辅导program编程、辅导Python，c++程序

Program Assignment #2
Due day: NOV. 16, 2021
Problem 1: Matrix-Matrix Multiplication
In the first hands-on lab section, this lab introduces a famous and widely-used example
application in the parallel programming field, namely the matrix-matrix multiplication.
You will complete key portions of the program in the CUDA language to compute this
widely-applicable kernel.
In this lab you will learn:
‧ How to allocate and free memory on GPU.
‧ How to copy data from CPU to GPU.
‧ How to copy data from GPU to CPU.
‧ How to measure the execution times for memory access and computation
respectively.
‧ How to invoke GPU kernels.
Your output should look like this:
Input matrix file name:
Setup host side environment and launch kernel:
Allocate host memory for matrices M and N.
M:
N:
Allocate memory for the result on host side.
Initialize the input matrices.
Allocate device memory.
Copy host memory data to device.
Allocate device memory for results.
Setup kernel execution parameters.
# of threads in a block:
# of blocks in a grid :
Executing the kernel...
Copy result from device to host.
GPU memory access time:
GPU computation time :
GPU processing time :
Check results with those computed by CPU.
Computing reference solution.
CPU Processing time :
CPU checksum:
GPU checksum:
Record your runtime with respect to different input matrix sizes as follows:
Matrix Size GPU Memory
Access Time
(ms)
GPU
Computation
Time (ms)
GPU
Processing
Time (ms)
Ratio of
Computation Time
as compared with
matrix 128x128
8 x 8
128 x 128 1
512 x 512
3072 x 3072
4096 x 4096
What do you see from these numbers?
Problem 2: Matrix-Matrix Multiplication with Tiling and Shared Memory
This lab is an enhanced matrix-matrix multiplication, which uses the features of
shared memory and synchronization between threads in a block. The device shared
memory is allocated for storing the sub-matrix data for calculation, and threads share
memory bandwidth which was overtaxed in previous matrix-matrix multiplication lab.
In this lab you will learn:
‧ How to apply tiling on matrix-matrix multiplication.

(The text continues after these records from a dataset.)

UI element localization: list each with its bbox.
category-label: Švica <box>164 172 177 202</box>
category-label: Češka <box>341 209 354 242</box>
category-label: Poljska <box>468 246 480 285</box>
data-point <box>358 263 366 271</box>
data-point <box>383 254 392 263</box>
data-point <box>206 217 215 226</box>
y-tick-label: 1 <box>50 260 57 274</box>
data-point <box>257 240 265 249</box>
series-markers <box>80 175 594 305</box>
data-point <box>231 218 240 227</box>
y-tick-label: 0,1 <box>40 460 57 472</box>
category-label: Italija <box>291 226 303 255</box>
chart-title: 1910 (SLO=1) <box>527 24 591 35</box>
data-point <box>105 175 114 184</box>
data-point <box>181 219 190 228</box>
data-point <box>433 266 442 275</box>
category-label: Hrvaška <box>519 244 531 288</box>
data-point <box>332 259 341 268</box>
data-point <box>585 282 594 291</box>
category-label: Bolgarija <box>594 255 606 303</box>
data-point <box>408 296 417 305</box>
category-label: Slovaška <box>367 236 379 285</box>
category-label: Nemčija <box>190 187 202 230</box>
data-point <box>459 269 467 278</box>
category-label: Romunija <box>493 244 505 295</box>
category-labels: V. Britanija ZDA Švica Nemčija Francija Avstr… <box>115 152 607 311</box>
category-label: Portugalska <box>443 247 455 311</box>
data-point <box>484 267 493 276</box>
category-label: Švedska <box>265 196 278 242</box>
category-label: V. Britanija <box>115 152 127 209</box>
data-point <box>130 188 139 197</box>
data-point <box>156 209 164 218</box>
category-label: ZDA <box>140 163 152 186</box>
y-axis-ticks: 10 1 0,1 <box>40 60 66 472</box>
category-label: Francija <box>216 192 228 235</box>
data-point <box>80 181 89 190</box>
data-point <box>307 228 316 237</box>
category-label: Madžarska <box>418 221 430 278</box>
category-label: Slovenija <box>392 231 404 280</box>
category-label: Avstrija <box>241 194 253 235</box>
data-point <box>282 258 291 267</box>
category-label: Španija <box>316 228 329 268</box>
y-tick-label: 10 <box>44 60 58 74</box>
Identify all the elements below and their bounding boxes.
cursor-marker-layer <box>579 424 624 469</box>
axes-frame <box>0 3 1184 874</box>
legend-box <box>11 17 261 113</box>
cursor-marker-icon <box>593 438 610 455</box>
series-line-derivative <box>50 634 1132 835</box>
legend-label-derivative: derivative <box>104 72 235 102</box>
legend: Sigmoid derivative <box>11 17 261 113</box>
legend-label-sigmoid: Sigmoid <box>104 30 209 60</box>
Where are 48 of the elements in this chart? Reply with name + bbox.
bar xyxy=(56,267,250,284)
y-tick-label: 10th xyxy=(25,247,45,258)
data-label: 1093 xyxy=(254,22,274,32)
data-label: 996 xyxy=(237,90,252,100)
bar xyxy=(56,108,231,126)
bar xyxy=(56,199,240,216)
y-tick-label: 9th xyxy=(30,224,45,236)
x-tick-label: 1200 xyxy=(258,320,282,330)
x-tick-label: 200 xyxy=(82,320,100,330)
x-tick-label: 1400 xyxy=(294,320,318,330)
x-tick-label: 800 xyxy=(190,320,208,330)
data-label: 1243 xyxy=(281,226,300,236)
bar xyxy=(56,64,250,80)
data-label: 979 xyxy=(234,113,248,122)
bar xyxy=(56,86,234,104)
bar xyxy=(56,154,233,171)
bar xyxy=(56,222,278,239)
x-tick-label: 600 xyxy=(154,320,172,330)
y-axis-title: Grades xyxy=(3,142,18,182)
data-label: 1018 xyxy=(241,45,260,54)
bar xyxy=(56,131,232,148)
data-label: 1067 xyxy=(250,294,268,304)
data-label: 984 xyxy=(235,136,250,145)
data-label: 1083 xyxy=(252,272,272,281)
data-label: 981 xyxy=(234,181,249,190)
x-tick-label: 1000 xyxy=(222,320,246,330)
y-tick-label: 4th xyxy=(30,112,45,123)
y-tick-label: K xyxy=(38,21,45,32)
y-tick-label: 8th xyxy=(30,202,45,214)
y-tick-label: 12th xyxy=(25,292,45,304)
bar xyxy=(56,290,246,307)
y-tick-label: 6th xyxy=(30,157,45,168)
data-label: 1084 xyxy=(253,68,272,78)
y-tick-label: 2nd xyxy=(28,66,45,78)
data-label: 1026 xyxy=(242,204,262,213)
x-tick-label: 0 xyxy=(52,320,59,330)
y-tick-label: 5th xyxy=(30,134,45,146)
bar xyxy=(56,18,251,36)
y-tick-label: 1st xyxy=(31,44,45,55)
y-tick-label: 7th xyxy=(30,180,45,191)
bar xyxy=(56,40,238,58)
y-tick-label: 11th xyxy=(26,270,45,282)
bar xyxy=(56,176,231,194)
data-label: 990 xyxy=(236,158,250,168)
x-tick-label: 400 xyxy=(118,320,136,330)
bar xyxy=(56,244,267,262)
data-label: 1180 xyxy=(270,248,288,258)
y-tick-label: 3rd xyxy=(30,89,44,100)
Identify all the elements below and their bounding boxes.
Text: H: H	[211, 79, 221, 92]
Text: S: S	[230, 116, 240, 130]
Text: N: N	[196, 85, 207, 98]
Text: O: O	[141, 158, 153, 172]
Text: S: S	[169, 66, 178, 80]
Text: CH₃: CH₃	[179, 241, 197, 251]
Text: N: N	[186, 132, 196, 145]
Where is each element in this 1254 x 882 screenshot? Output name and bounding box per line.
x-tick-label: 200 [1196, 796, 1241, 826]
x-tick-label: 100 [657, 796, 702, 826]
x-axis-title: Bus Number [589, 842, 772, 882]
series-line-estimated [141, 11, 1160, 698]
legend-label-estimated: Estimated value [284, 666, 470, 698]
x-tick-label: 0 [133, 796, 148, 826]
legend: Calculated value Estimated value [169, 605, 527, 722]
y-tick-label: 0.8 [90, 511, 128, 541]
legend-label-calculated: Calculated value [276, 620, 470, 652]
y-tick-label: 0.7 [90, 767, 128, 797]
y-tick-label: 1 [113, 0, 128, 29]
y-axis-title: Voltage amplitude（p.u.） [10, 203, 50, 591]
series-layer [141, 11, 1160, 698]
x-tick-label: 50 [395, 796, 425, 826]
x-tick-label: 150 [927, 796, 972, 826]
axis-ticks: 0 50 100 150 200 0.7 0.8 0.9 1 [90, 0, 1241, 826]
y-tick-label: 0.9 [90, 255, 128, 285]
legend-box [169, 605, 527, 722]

‧ How to use shared memory on the GPU.
‧ How to apply thread synchronization in a block.
Your output should look like this.
Input matrix file name:
Setup host side environment and launch kernel:
Allocate host memory for matrices M and N.
M:
N:
Allocate memory for the result on host side.
Initialize the input matrices.
Allocate device memory.
Copy host memory data to device.
Allocate device memory for results.
Setup kernel execution parameters.
# of threads in a block:
# of blocks in a grid :
Executing the kernel...
Copy result from device to host.
GPU memory access time:
GPU computation time :
GPU processing time :
Check results with those computed by CPU.
Computing reference solution.
CPU Processing time :
CPU checksum:
GPU checksum:
Record your runtime with respect to different input matrix sizes as follows:
Matrix Size GPU Memory
Access Time
(ms)
GPU
Computation
Time (ms)
GPU
Processing
Time (ms)
Ratio of
Computation Time
as compared with
matrix 128x128
8 x 8
128 x 128 1
512 x 512
3072 x 3072
4096 x 4096
What do you see from these numbers? Have they improved a lot as compared to the
previous matrix-matrix multiplication implementation?
Problem 3: Matrix-Matrix Multiplication with Tiling and Constant Memory
This lab is an enhanced matrix-matrix multiplication, which uses the features of
constant memory and synchronization between threads in a block. Allocate constant
memory for matrices M and N.
Record your runtime with respect to different input matrix sizes as follows:
Matrix Size GPU Memory
Access Time
(ms)
GPU
Computation
Time (ms)
GPU
Processing
Time (ms)
Ratio of
Computation Time
as compared with
matrix 128x128
8 x 8
128 x 128 1
512 x 512
3072 x 3072
4096 x 4096
What do you see from these numbers? Have they improved a lot as compared to the
previous matrix-matrix multiplication implementation?